Security researchers have traditionally found uses for public data in ways that were not intended. If those methods reveal the subject's identity, the researchers could violate sections of the GDPR. It will take both time and due diligence for security researchers to determine whether their investigative methods are impacted by the regulations.
"It is important for us, as researchers, to think about the data we are gathering and collecting," said Richard Ford, chief scientist at security software firm Forcepoint. "There are still ways to do it right, but it is just a little bit harder."
While the GDPR is intended to protect European citizens, because researchers cannot always know whose data they are collecting, the rules will hamper research in general, experts said. Here are five areas of research that are, or could be, impacted by the EU's General Data Protection Regulation.
When companies and individuals register a domain, their information is placed in a public database known as the Whois database. Large domain name registrars, such as GoDaddy, maintain a server that provides that information to anyone who asks using a web form or a service known as the domain lookup service on port 43.
In May, with the GDPR looming, leading registrar GoDaddy removed details of all the 57 million domains registered on its service, only responding to so-called “port 43 queries” with the organization, state or province, and country. Queries made through its website can get access to the full Whois record, unless the address is in a country protected by the GDPR.
While the lack of registration information could pose problems for researchers, the information in the database is usually not that useful for identifying bad actors but can be used for detecting patterns in ownership, said Allan Liska, senior solutions architect at Recorded Future.
"Whois has been a very valuable tool for researchers, but [has been] diminishing in value over the past few years," he said. "Bad guys tend to use fake information, but they tend to reuse that fake information, so it can still make connections and be valuable."
Companies have published "anonymized" data for research purposes in the past, only to find that the data actually allows the identification of some of the people whose information was included in the data set. In 2006, for example, the research arm of internet service America Online released a data set that included the search data of 658,000 subscribers. Yet, a variety of sensitive data—such as "can you adopt after a suicide attempt" and queries on incest—as well as location data, and even Social Security numbers, appeared in the data set.

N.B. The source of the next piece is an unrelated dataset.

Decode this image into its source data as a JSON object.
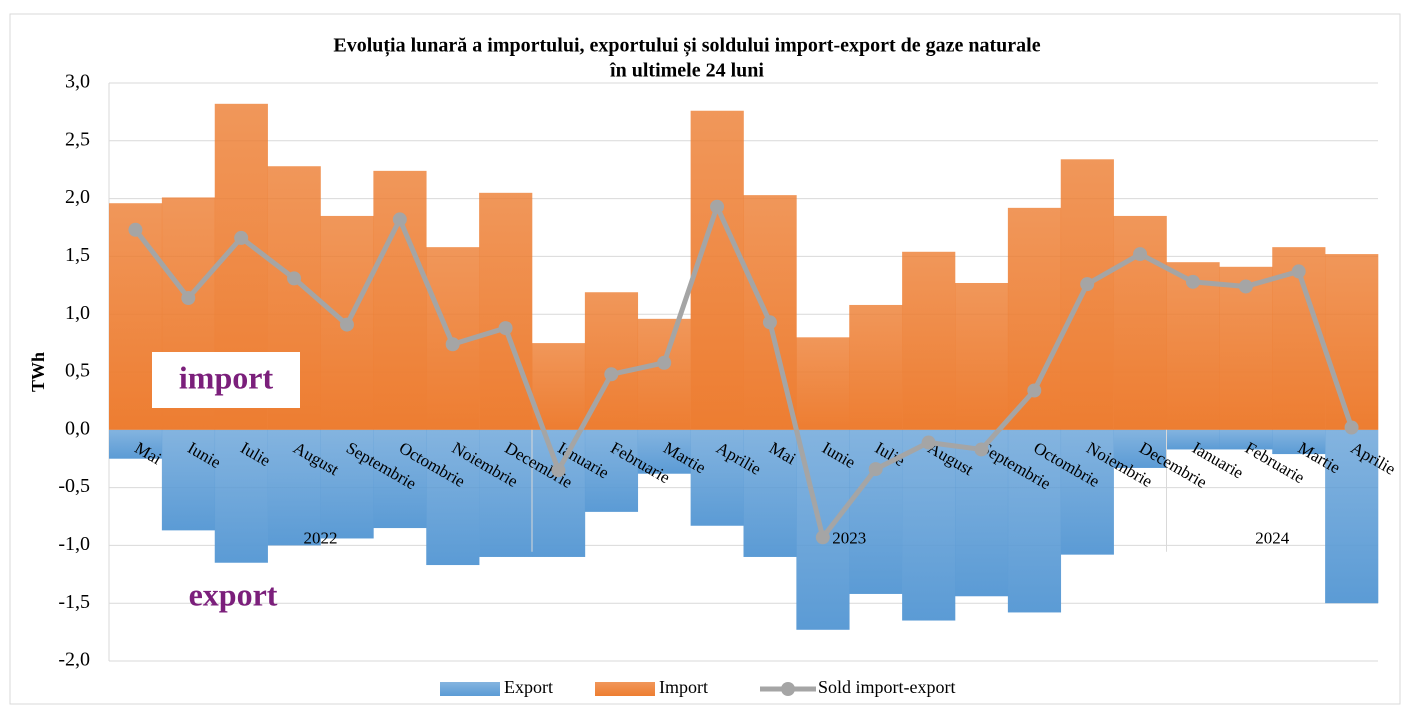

For security researchers working with network telemetry data or information harvested from PCs, the dangers of de-anonymization—and a GDPR violation—are real.
"Most types of telemetry are not impacted, but you have to be careful when you are gathering telemetry to make sure that you are anonymizing the data," said Forcepoint's Ford. "If it is data-centric telemetry, GDPR is most likely not an issue. But when you are doing human-centric research, with anomalies in people's behavior, those data sets become even more difficult to manage under GDPR."
Blockchain technologies that allow for information to be harvested from the ledger have already fallen afoul of the GDPR.
In late May, for example, blockchain services firm Parity shut down its Parity ICO Passport Service (PICOPS) a day before the GDPR went into force. The service allowed owners of wallets to pass an ID background check, confirming that they were not from a restricted set of countries or on a watch list. Because the wallet is seen as an identifier, the service had to comply with the GDPR.